The strength of the study lies in its uniform methodology in the selection procedure and all the data were collected by a local team who were trained at a time in survey methodology by scientists from the NIN. Moreover, standard equipments were used for measuring BP, blood sugar and other variables. FBS was done only in half of the subjects covered for anthropometry, which is one of the limitations of this study, to validate the estimate of diabetes prevalence region wise.

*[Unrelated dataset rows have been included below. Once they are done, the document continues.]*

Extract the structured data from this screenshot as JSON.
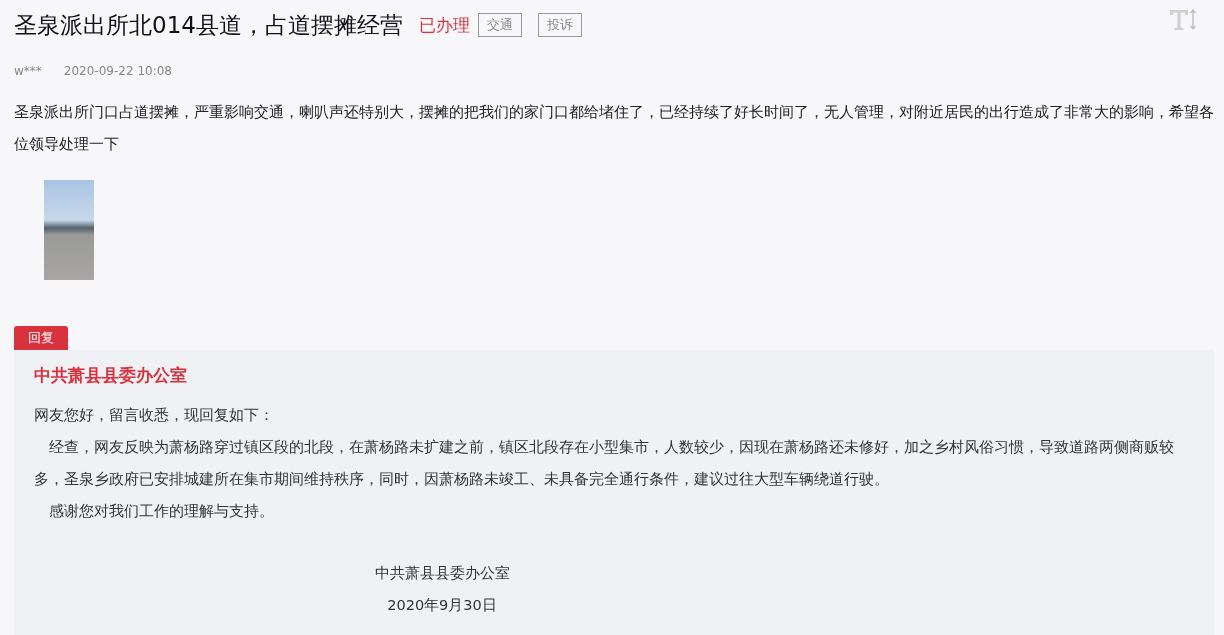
{
  "title": "圣泉派出所北014县道，占道摆摊经营",
  "status": "已办理",
  "tags": [
    "交通",
    "投诉"
  ],
  "author": "w***",
  "time": "2020-09-22 10:08",
  "content": "圣泉派出所门口占道摆摊，严重影响交通，喇叭声还特别大，摆摊的把我们的家门口都给堵住了，已经持续了好长时间了，无人管理，对附近居民的出行造成了非常大的影响，希望各位领导处理一下",
  "reply": {
    "label": "回复",
    "org": "中共萧县县委办公室",
    "paragraphs": [
      "网友您好，留言收悉，现回复如下：",
      "　经查，网友反映为萧杨路穿过镇区段的北段，在萧杨路未扩建之前，镇区北段存在小型集市，人数较少，因现在萧杨路还未修好，加之乡村风俗习惯，导致道路两侧商贩较多，圣泉乡政府已安排城建所在集市期间维持秩序，同时，因萧杨路未竣工、未具备完全通行条件，建议过往大型车辆绕道行驶。",
      "　感谢您对我们工作的理解与支持。"
    ],
    "signature": [
      "中共萧县县委办公室",
      "2020年9月30日"
    ]
  }
}
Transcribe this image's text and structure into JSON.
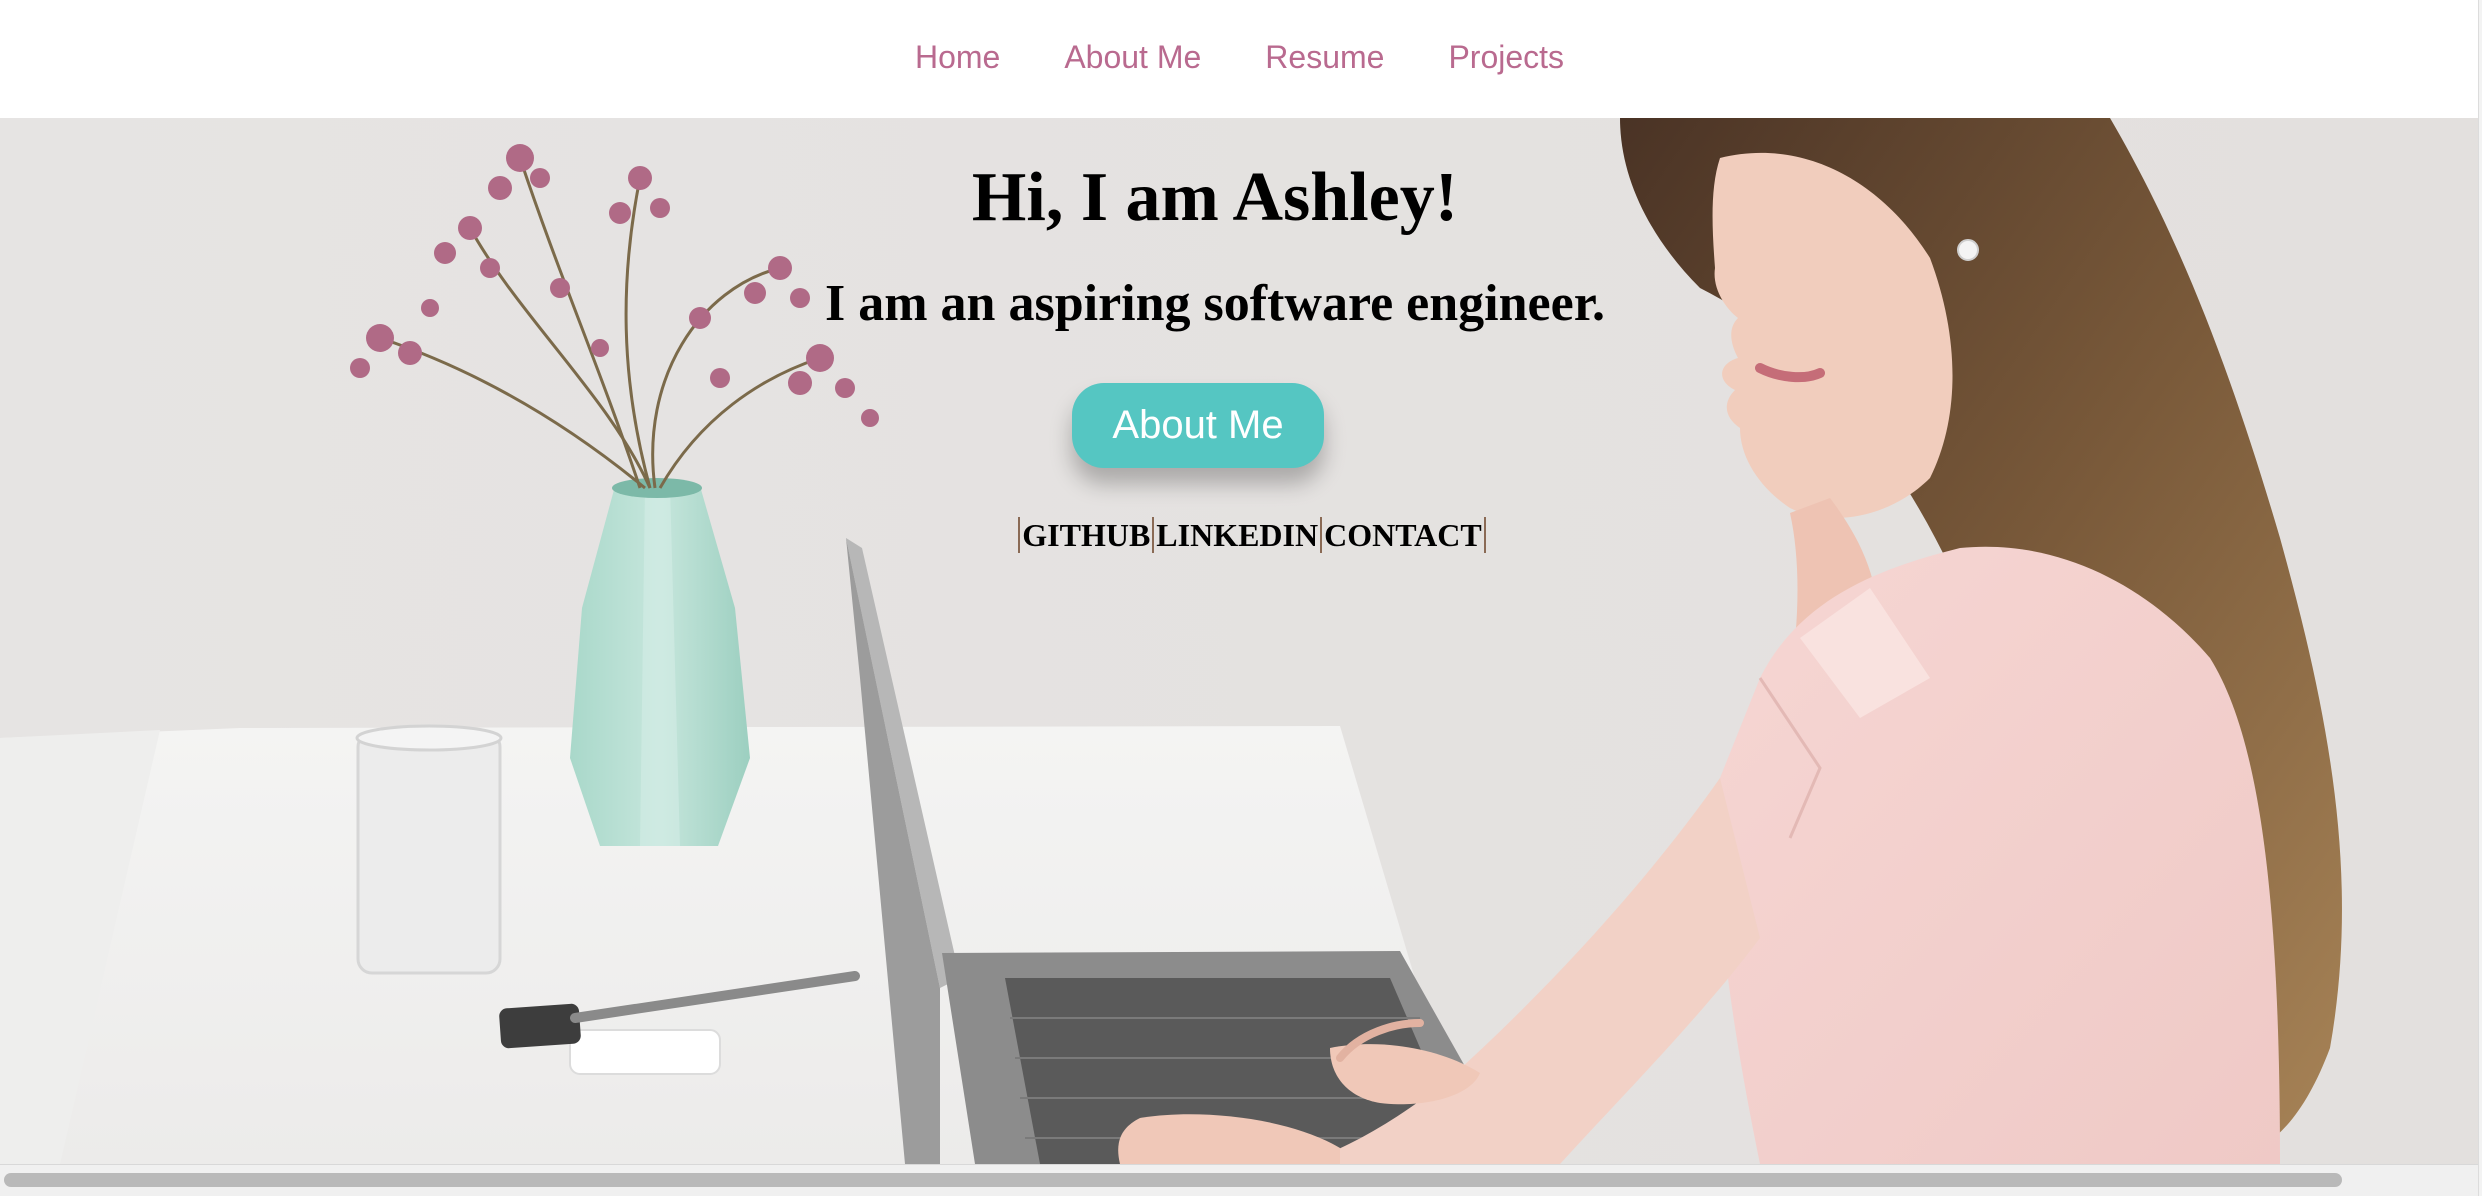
{
  "nav": {
    "items": [
      {
        "label": "Home"
      },
      {
        "label": "About Me"
      },
      {
        "label": "Resume"
      },
      {
        "label": "Projects"
      }
    ]
  },
  "hero": {
    "title": "Hi, I am Ashley!",
    "subtitle": "I am an aspiring software engineer.",
    "cta_label": "About Me",
    "social": [
      {
        "label": "GITHUB"
      },
      {
        "label": "LINKEDIN"
      },
      {
        "label": "CONTACT"
      }
    ]
  },
  "colors": {
    "nav_link": "#b96a8f",
    "cta_bg": "#55c6c2",
    "hero_bg": "#e9e7e6"
  }
}
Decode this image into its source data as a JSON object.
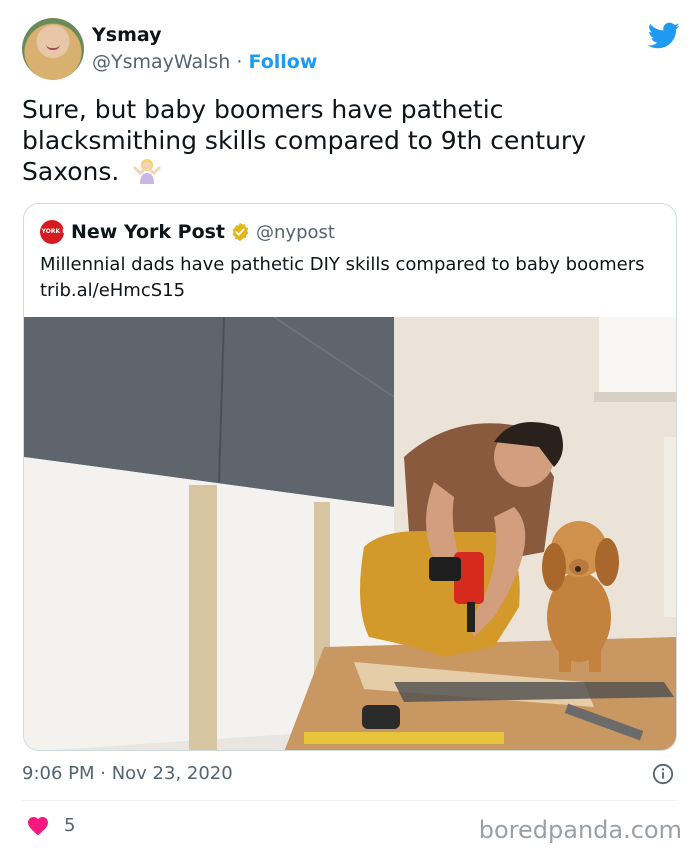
{
  "tweet": {
    "author_name": "Ysmay",
    "author_handle": "@YsmayWalsh",
    "separator": "·",
    "follow_label": "Follow",
    "text": "Sure, but baby boomers have pathetic blacksmithing skills compared to 9th century Saxons.",
    "emoji": "person-shrugging-emoji",
    "timestamp": "9:06 PM · Nov 23, 2020",
    "like_count": "5"
  },
  "quoted_tweet": {
    "logo_text": "NEW YORK POST",
    "author_name": "New York Post",
    "author_handle": "@nypost",
    "text": "Millennial dads have pathetic DIY skills compared to baby boomers trib.al/eHmcS15"
  },
  "watermark": "boredpanda.com",
  "colors": {
    "twitter_blue": "#1d9bf0",
    "text_primary": "#0f1419",
    "text_secondary": "#536471",
    "like_red": "#f91880",
    "verified_gold": "#e2b719",
    "border": "#cfd9de"
  },
  "icons": [
    "twitter-bird-icon",
    "verified-badge-icon",
    "info-icon",
    "heart-icon"
  ]
}
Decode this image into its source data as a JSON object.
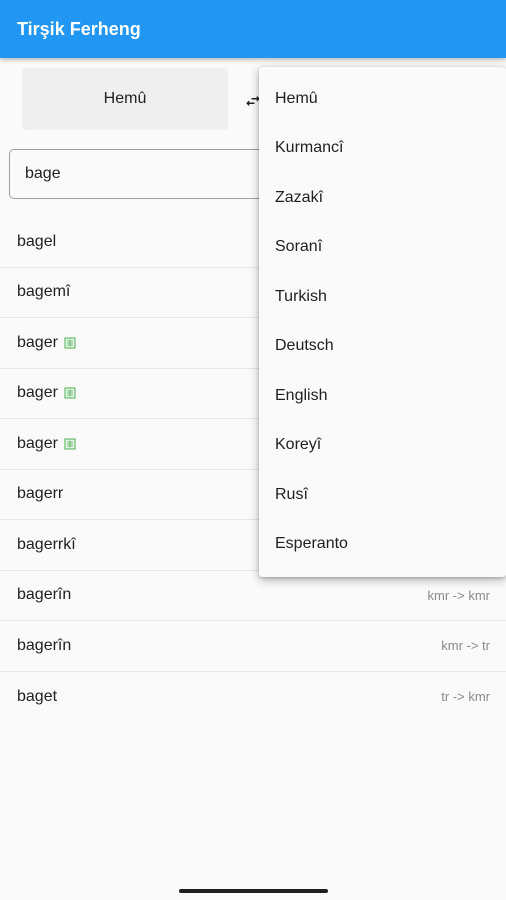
{
  "app": {
    "title": "Tirşik Ferheng"
  },
  "source_language": {
    "label": "Hemû"
  },
  "search": {
    "value": "bage"
  },
  "results": [
    {
      "word": "bagel",
      "direction": "",
      "icon": false
    },
    {
      "word": "bagemî",
      "direction": "",
      "icon": false
    },
    {
      "word": "bager",
      "direction": "",
      "icon": true
    },
    {
      "word": "bager",
      "direction": "",
      "icon": true
    },
    {
      "word": "bager",
      "direction": "",
      "icon": true
    },
    {
      "word": "bagerr",
      "direction": "",
      "icon": false
    },
    {
      "word": "bagerrkî",
      "direction": "",
      "icon": false
    },
    {
      "word": "bagerîn",
      "direction": "kmr -> kmr",
      "icon": false
    },
    {
      "word": "bagerîn",
      "direction": "kmr -> tr",
      "icon": false
    },
    {
      "word": "baget",
      "direction": "tr -> kmr",
      "icon": false
    }
  ],
  "language_menu": {
    "items": [
      "Hemû",
      "Kurmancî",
      "Zazakî",
      "Soranî",
      "Turkish",
      "Deutsch",
      "English",
      "Koreyî",
      "Rusî",
      "Esperanto"
    ]
  },
  "colors": {
    "appbar": "#2196f3",
    "book_icon": "#4caf50"
  },
  "icons": {
    "swap": "swap-horiz-icon",
    "book": "book-icon"
  }
}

In conclusion, the prevalence of overweight/obesity and hypertension was higher in the Southern region, whereas diabetes was higher in the South and Western regions. Factors such as increasing age, male sex, overweight/obesity and abdominal obesity were important risk factors for hypertension and diabetes. There is a need to increase awareness about the disease through appropriate information, education and communication that will help in promoting preventive measures, early diagnosis and control of these diseases.
Acknowledgements
The authors are grateful to Shri P. I. Suvrathan, Chairperson, and Shri V. N. Gaur, CEO, Food Safety and Standards Authority of India, Ministry of Health and Family Welfare, Government of India, for commissioning and financial support. The authors are also thankful to V. M. Katoch, Director General and Secretary, Department of Health Research, Ministry of Health and Family Welfare, Government of India, for his support and encouragement. The authors are also thankful to our ex-director, Sesikeran, for his valuable support and guidance during the survey. The authors are thankful to all regional coordinators, project and technical, administrative, secretarial and supportive staff of the Food and Drug Toxicology Research Centre (FDTRC) and Division of Community Studies, NIN, Indian Council of Medical Research, Hyderabad. The authors are also thankful to the field staff involved in data collection and also the participants involved in this study.
The study was financially supported by the Food Safety and Standards Authority of India, Ministry of Health and Family Welfare, Government of India.
I. I. M. prepared the manuscript, M. V. V. R. carried out data analyses. All others were involved in study design, supervision and report writing.
The authors declare that there are no conflicts of interest.